Everyday tasks can become much more difficult when breathing is impaired. Frequent coughing can also make you very tired.
For some with IPF, coughing is worse at night. It makes getting restful sleep difficult.
After an IPF diagnosis, you may also have trouble sleeping due to different treatments. Medications such as corticosteroids may disrupt your sleep cycle and lead to other side effects, including weight gain or mood changes.
Coughing can also result in aches and pains in your muscles and joints. You can experience anything from headaches to chest pain and tightness. Some people even report localized pain in their lips and tongue.
IPF may cause edema, or swelling, in your extremities.
As the condition gets worse, the right side of your heart has to work harder to pump blood through your blood vessels to the lungs for oxygen. As a result, the volume of blood that your heart pumps decreases, and the blood can back up into other areas of the body. This includes the liver, gastrointestinal tract, and most often your lower legs.
Comorbidity is the presence of two or more diseases at one time. Gastroesophageal reflux disease (GERD) is one condition that often goes hand in hand with IPF.
With GERD, you experience regurgitation, or a backflow, of the contents of your stomach into your esophagus.
Other comorbidities with IPF may include:
- sleep apnea
- chronic obstructive pulmonary disease (COPD)
- lung cancer
- ischemic heart disease, which is caused by narrow arteries
Early diagnosis is key with IPF. The sooner you find out you have the condition, the sooner you can try to slow its progression and ease your symptoms. If you notice shortness of breath or a nagging cough, make an appointment with a doctor.
You may be referred to a pulmonologist, or lung specialist, for a more detailed evaluation.

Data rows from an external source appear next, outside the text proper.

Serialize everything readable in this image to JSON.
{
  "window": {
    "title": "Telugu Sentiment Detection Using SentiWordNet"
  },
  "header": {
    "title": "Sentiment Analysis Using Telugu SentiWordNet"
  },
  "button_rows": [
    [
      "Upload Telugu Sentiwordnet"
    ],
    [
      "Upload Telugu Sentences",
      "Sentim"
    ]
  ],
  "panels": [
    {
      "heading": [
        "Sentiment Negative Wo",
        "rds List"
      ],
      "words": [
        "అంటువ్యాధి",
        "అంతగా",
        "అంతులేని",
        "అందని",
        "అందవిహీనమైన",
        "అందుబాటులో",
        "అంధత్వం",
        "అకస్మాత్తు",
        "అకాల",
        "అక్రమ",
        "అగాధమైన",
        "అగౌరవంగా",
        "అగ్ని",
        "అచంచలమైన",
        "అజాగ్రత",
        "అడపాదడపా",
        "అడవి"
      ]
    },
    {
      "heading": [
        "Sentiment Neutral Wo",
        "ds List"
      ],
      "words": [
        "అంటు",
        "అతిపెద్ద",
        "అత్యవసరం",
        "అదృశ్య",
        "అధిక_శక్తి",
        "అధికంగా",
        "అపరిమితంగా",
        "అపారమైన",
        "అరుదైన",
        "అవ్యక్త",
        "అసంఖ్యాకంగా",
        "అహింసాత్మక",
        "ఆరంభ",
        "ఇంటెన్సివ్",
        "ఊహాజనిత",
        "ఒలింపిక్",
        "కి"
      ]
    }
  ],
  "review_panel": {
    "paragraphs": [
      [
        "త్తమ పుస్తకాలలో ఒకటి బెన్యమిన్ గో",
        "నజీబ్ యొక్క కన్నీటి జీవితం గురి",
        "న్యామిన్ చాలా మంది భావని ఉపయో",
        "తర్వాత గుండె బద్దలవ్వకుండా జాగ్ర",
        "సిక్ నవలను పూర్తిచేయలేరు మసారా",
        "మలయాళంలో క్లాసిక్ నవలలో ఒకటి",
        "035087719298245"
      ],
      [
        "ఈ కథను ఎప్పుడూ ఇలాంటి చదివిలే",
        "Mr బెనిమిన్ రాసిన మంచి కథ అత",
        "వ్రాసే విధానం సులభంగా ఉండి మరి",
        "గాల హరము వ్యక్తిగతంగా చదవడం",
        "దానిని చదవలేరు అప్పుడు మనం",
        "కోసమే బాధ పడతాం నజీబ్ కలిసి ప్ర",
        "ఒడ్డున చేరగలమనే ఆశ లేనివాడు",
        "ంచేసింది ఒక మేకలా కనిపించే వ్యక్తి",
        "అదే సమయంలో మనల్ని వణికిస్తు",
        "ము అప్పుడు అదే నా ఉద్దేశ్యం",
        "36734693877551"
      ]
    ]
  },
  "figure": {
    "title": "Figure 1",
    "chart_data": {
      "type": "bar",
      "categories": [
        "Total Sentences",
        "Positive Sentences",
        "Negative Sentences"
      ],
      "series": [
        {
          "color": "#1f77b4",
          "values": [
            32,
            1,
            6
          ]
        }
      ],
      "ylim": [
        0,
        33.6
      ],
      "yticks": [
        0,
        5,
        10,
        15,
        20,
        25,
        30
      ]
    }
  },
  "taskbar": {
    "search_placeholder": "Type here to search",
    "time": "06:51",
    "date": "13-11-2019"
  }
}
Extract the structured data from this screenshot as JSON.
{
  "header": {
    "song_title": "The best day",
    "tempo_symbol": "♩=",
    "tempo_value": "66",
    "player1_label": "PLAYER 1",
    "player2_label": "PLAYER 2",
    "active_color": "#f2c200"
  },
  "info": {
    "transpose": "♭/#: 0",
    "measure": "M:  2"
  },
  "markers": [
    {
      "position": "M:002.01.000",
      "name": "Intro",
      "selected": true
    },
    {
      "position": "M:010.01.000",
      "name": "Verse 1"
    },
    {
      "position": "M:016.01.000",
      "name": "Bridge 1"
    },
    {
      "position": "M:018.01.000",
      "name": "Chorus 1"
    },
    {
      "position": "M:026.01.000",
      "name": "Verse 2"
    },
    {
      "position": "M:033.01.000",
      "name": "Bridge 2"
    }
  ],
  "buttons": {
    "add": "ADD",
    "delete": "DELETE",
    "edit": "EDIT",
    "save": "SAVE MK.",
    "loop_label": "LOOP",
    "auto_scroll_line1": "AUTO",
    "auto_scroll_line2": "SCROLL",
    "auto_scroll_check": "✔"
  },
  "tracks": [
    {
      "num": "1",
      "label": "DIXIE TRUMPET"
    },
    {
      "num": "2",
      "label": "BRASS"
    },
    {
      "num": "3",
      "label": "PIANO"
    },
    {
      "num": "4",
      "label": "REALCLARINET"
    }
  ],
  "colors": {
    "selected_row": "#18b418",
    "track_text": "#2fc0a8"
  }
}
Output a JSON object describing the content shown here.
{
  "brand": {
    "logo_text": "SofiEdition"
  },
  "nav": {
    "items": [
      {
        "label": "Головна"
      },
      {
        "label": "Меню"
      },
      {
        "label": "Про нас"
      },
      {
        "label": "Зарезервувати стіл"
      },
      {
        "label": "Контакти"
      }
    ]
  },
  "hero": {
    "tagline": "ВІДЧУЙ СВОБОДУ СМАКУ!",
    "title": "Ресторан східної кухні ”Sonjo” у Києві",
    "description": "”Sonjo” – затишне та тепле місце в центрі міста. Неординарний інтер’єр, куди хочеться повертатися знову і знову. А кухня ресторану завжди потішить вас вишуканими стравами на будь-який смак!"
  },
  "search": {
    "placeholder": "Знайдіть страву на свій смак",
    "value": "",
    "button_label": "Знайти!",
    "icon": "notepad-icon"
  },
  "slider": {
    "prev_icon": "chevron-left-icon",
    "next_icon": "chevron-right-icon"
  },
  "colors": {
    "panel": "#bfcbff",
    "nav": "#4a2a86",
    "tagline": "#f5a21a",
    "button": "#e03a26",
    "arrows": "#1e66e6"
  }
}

Tests that can help diagnose IPF include:
- chest X-ray
- CT scans
- lung biopsy
- lung function tests
- blood tests
Bring a list of questions to your appointment as well as notes on any personal or family medical history you feel is relevant. Though the cause of IPF is unknown, around 1 in 20 people who have the condition discover that they have a family history, according to the United Kingdom’s National Health Service (NHS).
It’s important to communicate with a doctor whenever you’re having symptoms that affect your everyday life. Feeling tired or having aches and pains may not mean anything. In rare cases, they may be hidden signs of a chronic condition such as IPF.
If you’re not sure if what you’re experiencing is serious, consider keeping a diary to log your symptoms. You can eventually take this information to a doctor to help with a diagnosis.